Akio Toyoda, président de Toyota
Photo: Agence Reuters Jason Reed Akio Toyoda, président de Toyota

Geste sans précédent dans l'histoire du premier constructeur automobile de la planète. Le président de Toyota, Akio Toyoda, a fait le voyage jusqu'à Washington afin de défendre la façon dont son entreprise a réagi aux graves défectuosités qui ont provoqué des dizaines de morts et le rappel de neuf millions de véhicules dans le monde, dont les deux tiers aux États-Unis. Un mea culpa visiblement forcé qui n'a pas semblé convaincre les parlementaires américains, qui ont passé le dirigeant japonais sur le gril.

«Je regrette que cela se soit traduit par les problèmes de sécurité décrits dans les rappels que nous avons effectués, et je suis profondément désolé pour tout accident que des conducteurs de Toyota ont pu subir», a affirmé M. Toyoda, stoïque, dans une allocution prononcée devant la Commission de surveillance et de réforme du Congrès. «Nous allons écouter les plaintes de clients très humblement», a promis du même souffle le petit-fils du fondateur du constructeur automobile.

«Je crains que le rythme auquel nous nous sommes développés ait pu être trop rapide, a également admis M. Toyoda, en lisant un texte destiné à redorer le blason d'un constructeur à l'image durablement écornée. Nos priorités se sont embrouillées et nous n'avons pas pris le temps de réfléchir afin d'apporter les améliorations voulues comme nous le faisions par le passé.»

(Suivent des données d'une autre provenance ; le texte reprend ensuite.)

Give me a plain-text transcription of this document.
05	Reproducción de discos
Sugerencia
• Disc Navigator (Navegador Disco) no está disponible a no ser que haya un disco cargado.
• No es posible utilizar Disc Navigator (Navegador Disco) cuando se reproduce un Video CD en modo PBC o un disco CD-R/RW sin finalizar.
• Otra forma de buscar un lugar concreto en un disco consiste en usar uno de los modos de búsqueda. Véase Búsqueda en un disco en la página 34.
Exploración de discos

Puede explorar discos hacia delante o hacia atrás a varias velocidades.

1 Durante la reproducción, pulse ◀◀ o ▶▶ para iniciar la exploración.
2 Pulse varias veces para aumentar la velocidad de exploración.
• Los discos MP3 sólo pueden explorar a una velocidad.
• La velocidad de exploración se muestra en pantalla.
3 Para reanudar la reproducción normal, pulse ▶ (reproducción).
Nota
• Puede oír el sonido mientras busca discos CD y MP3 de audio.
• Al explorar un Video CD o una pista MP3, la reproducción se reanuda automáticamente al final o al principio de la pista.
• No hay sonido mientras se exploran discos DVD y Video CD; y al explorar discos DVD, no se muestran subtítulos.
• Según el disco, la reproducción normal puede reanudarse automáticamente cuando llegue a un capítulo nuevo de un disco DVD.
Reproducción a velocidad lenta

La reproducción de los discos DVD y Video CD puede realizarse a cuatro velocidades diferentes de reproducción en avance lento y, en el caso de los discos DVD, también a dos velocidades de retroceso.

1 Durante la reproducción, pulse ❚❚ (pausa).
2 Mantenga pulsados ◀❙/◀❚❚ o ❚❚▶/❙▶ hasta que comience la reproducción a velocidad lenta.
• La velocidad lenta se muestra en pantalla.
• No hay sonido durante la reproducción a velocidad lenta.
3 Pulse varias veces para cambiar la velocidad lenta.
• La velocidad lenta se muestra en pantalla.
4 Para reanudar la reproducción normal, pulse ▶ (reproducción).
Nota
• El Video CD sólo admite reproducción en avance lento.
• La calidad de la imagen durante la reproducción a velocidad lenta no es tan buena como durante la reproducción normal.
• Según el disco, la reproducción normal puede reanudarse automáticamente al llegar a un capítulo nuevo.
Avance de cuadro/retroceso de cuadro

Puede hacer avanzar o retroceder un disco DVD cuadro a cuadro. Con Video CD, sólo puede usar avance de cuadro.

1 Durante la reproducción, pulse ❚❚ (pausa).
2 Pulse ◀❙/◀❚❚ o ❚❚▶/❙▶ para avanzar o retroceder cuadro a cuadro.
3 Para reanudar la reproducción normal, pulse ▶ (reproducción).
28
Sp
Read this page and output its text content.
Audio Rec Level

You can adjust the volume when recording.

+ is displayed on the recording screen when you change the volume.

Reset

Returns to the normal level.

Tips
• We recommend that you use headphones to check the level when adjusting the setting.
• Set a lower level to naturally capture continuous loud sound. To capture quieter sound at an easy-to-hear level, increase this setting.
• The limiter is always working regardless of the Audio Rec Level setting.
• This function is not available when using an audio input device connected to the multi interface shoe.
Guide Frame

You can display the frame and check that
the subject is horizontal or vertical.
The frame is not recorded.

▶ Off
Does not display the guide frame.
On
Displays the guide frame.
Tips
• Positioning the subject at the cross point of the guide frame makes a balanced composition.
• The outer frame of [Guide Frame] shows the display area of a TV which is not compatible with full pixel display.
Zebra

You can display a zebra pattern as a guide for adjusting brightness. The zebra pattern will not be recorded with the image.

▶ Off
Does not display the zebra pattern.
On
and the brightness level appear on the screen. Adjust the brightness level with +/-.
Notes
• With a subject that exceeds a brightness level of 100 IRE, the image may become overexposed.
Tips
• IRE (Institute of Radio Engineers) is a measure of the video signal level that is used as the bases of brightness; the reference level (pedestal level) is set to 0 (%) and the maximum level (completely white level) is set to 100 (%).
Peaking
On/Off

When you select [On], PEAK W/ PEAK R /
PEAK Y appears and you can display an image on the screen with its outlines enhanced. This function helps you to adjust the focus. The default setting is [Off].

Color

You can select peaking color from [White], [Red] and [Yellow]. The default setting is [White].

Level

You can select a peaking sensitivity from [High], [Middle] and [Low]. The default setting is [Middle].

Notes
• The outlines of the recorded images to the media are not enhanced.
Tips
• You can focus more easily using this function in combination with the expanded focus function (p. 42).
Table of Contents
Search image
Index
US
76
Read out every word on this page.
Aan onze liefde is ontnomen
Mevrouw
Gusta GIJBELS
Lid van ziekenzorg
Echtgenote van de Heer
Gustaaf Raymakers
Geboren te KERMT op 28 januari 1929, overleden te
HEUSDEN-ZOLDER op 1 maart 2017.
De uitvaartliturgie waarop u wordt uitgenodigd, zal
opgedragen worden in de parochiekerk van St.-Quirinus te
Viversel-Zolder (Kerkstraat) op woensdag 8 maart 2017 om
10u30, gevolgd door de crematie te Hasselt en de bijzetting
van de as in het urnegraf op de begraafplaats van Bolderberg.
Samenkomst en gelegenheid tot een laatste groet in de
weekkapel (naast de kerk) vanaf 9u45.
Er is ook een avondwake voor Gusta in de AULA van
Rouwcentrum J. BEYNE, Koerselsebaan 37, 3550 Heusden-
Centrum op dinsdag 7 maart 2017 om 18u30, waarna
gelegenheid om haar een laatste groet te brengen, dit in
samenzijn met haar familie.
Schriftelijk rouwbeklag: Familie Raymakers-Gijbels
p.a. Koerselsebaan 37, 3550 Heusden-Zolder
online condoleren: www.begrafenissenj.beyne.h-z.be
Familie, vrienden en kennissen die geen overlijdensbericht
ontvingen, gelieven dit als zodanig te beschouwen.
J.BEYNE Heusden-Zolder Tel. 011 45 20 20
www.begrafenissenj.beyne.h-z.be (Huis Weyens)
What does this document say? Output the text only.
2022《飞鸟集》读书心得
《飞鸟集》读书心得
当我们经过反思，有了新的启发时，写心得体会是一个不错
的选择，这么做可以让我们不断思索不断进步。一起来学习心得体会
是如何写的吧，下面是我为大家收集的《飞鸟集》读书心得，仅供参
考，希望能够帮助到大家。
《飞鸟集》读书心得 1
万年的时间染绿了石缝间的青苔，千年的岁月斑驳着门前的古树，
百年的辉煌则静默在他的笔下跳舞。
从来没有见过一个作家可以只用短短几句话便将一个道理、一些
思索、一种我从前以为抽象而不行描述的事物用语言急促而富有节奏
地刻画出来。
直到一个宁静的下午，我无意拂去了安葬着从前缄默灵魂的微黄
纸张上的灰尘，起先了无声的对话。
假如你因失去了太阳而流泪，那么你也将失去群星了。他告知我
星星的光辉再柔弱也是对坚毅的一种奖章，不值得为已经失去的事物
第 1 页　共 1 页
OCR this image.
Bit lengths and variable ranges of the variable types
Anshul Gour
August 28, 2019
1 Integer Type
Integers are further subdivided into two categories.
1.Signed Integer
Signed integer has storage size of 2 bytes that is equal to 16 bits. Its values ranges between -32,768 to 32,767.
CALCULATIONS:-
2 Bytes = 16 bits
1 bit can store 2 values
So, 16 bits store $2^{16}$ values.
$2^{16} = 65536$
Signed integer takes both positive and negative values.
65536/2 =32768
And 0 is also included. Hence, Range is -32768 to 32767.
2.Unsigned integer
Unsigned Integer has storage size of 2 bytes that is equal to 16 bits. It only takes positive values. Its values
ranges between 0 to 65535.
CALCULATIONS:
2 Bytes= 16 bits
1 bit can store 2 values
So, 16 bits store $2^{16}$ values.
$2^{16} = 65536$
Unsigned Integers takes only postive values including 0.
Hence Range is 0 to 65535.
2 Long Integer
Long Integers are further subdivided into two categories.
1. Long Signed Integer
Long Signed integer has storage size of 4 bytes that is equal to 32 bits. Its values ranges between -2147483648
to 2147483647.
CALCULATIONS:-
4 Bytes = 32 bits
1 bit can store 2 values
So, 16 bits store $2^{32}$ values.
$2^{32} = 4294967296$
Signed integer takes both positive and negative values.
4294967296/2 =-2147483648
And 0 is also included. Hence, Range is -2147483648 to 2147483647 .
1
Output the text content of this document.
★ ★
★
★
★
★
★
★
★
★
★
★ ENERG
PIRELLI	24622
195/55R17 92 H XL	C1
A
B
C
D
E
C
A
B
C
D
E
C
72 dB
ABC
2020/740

«Nous partageons entièrement les informations dont nous disposons avec les autorités», a-t-il ajouté, en guise de réponse aux nombreuses informations voulant que Toyota savait, semble-t-il depuis plus d'un an et demi, que les problèmes de pédales d'accélération étaient sérieux et répandus. Les rappels n'ont pourtant été annoncés qu'à partir de l'automne dernier, et ce, au compte-gouttes. Le président de la multinationale a toutefois assuré hier que le constructeur avait tiré des leçons de ses cafouillages et qu'il modifiera la façon dont il gère les plaintes des clients, en demandant notamment davantage leur avis aux utilisateurs et aux experts en sécurité lors d'éventuels rappels de véhicules.

Peu convaincant

Mais l'acte de contrition de M. Toyoda — qui a longtemps refusé d'aller témoigner en sol américain et qui répugne à s'exprimer en anglais malgré ses études dans une prestigieuse école de commerce américaine — n'a pas convaincu démocrates et républicains, qui ont multiplié les questions pendant près de trois heures. Ils ont notamment insisté sur la négligence dont a fait preuve l'entreprise dans toute cette affaire. «Toyota a ignoré ou minimisé les rapports faisant état d'accélérations brusques», a ainsi affirmé d'entrée de jeu le président de la commission, Edolphus Towns.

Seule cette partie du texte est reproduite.